Gustavo Petro comentou na rede social X: “Sinto muita dor pelos filhos perdidos. No ano de 2020 compraram um cisne de milho e ele quebrou, vamos ver por quê?“.

O chefe de Estado questionou publicamente a política de compras militares da administração anterior, observando que “um governo que cobre o peito com puras penas e lantejoulas. Eles atiram balas em troca de palavras, mas compram subornos para a guerra.”

Enfatizou também que o acesso a materiais em condições precárias tem impacto direto nos setores sociais mais vulneráveis: “Compram miséria porque sabem que os jovens pobres usarão os resíduos para proteger o país.“.
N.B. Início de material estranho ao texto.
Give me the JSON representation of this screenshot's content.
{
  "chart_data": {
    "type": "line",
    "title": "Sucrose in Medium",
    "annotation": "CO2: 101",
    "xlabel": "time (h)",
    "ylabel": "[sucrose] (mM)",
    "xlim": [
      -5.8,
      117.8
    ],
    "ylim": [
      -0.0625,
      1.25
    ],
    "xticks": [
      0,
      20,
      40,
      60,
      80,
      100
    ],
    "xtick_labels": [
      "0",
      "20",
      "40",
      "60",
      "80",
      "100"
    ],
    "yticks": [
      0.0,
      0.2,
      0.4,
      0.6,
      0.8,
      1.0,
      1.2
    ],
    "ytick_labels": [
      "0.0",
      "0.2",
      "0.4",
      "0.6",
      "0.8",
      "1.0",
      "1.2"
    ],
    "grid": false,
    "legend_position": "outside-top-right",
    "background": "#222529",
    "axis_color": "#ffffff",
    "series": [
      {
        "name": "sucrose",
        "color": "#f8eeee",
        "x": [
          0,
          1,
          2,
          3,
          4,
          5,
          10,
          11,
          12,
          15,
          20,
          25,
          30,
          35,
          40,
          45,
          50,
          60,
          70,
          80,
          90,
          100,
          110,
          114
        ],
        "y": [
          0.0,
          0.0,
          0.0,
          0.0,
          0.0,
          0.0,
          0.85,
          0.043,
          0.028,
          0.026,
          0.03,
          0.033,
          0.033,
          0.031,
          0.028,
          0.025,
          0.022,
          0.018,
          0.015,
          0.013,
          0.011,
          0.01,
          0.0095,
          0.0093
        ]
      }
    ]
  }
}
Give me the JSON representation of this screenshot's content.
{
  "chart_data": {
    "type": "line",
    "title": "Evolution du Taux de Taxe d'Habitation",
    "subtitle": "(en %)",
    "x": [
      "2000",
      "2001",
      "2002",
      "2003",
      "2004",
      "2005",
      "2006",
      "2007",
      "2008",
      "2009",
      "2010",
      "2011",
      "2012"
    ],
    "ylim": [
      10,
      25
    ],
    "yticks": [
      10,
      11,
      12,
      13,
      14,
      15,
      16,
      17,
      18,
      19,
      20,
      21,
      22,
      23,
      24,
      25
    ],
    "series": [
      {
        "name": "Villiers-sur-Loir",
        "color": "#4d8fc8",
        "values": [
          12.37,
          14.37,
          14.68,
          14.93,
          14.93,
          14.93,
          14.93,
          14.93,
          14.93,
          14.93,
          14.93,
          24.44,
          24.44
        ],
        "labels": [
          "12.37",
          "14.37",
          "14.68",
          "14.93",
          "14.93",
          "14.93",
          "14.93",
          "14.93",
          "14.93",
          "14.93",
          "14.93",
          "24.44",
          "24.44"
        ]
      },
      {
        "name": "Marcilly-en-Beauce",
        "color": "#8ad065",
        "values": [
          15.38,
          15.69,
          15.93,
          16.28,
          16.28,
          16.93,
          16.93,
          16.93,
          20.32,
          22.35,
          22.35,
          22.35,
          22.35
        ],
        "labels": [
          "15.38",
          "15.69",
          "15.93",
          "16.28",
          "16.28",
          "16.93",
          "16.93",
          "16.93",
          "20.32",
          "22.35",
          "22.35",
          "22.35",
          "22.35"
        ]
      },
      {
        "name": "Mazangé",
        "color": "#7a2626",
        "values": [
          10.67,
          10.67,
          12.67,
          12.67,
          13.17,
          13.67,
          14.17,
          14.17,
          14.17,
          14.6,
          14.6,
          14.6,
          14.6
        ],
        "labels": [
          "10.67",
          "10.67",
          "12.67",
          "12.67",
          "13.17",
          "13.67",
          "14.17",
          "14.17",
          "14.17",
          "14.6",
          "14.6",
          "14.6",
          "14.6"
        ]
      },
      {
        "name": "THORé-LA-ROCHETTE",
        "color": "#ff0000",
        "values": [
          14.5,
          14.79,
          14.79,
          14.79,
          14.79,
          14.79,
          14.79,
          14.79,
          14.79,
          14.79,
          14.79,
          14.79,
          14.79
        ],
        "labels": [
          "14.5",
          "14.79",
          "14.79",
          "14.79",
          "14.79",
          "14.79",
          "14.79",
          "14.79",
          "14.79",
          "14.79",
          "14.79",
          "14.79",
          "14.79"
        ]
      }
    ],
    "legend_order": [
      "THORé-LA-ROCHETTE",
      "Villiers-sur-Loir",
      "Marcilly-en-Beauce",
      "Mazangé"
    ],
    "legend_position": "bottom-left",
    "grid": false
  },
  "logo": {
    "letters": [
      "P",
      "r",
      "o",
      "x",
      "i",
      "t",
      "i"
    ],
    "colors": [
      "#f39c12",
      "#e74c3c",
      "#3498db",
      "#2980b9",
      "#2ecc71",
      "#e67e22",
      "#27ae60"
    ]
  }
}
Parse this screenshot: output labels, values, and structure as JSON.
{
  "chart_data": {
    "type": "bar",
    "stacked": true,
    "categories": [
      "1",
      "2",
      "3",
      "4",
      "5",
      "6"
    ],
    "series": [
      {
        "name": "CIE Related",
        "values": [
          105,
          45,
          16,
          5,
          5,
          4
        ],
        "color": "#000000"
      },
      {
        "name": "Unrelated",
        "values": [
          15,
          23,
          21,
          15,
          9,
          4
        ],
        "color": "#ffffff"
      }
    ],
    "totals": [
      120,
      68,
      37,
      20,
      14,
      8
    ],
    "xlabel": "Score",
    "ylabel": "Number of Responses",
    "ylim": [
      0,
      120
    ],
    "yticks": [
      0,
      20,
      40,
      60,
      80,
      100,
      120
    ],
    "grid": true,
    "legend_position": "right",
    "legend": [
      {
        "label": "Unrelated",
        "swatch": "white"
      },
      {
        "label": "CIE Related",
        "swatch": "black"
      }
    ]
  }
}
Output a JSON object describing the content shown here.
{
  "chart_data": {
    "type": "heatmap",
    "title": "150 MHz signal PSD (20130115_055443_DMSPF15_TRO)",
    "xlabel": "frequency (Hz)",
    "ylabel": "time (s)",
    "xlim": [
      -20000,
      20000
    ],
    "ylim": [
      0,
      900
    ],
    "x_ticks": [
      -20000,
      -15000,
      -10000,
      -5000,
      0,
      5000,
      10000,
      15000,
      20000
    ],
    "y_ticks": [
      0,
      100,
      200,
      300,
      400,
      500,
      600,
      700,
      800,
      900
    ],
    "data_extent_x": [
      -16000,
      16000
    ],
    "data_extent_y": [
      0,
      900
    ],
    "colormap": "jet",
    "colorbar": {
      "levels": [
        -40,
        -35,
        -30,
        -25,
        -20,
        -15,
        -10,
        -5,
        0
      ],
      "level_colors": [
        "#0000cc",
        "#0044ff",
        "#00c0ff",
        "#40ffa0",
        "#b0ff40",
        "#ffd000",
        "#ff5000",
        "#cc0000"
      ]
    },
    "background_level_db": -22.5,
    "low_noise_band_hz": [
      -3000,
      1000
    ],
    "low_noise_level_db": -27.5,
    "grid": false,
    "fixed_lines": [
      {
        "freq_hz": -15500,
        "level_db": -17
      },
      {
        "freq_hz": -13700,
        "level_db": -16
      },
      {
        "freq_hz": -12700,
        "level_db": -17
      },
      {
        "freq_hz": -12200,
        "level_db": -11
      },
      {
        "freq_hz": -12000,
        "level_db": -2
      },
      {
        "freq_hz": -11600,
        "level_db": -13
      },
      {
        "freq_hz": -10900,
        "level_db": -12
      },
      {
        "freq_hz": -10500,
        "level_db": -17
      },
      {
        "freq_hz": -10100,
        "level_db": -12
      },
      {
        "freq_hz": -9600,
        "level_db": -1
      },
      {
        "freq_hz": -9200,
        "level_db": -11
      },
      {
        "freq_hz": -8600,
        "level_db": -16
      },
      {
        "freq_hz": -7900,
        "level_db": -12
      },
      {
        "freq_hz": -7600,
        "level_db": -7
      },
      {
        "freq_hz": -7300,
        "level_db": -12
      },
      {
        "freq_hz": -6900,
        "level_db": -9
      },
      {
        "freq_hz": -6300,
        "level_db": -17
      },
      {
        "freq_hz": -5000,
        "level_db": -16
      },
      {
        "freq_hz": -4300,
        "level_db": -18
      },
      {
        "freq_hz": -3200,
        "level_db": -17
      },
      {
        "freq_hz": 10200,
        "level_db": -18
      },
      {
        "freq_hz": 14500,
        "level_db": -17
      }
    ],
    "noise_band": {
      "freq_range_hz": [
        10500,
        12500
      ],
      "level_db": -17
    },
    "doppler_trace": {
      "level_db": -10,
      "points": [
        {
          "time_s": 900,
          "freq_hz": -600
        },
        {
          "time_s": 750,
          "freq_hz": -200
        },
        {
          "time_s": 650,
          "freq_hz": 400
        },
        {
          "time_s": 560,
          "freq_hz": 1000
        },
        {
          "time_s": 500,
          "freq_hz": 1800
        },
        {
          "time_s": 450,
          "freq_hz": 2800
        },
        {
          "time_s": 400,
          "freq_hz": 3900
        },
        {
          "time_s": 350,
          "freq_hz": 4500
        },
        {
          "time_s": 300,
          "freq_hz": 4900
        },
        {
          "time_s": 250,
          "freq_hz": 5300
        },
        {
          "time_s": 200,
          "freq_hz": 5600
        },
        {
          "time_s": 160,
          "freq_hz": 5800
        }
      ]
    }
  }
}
Nos comentários do Petro está o apelo ao Ministério da Defesa e Finanças para reunir os sistemas responsáveis ​​pelo planeamento financeiro, Confis e Conpes, com o objectivo de agilizar a compra de novas armas, pedido que, segundo o presidente, não é atendido há um ano.

Quero que o Ministro da Defesa e Finanças recolha Confis e Conpes pela compra de armas que solicito há um ano.“, disse ele.

O presidente enfatizou a necessidade de eliminar a corrupção na aquisição de armas, declarando que “nenhum general deveria receber uma comissão em pesos pela compra de armas para proteger o povo”.

Além disso, exortou os membros das Forças Armadas a agirem com ética: “Um verdadeiro guerreiro não deve ter ganância no coração, a ordem é desobedecer ao inimigo“Na vida você não faz negócios, na vida de guerreiro você não obtém ganho pessoal.”

Após o exposto, Andrés Forero, representante da Assembleia e senador eleito pelo Centro Democrático, questionou a atual gestão e lembrou a decisão do presidente anterior sobre segurança.

“Se era ‘lixo’, por que continuou a servir no seu governo? Por que, como oponente, você se opôs ao investimento em defesa? Por que o ‘lixo’ não mudou em 4 anos de governo?“Forero escreveu na rede social.

Os legisladores também exigiram garantias sobre a manutenção dos navios: “Você pode garantir que toda a manutenção necessária seja feita neste e em outros equipamentos?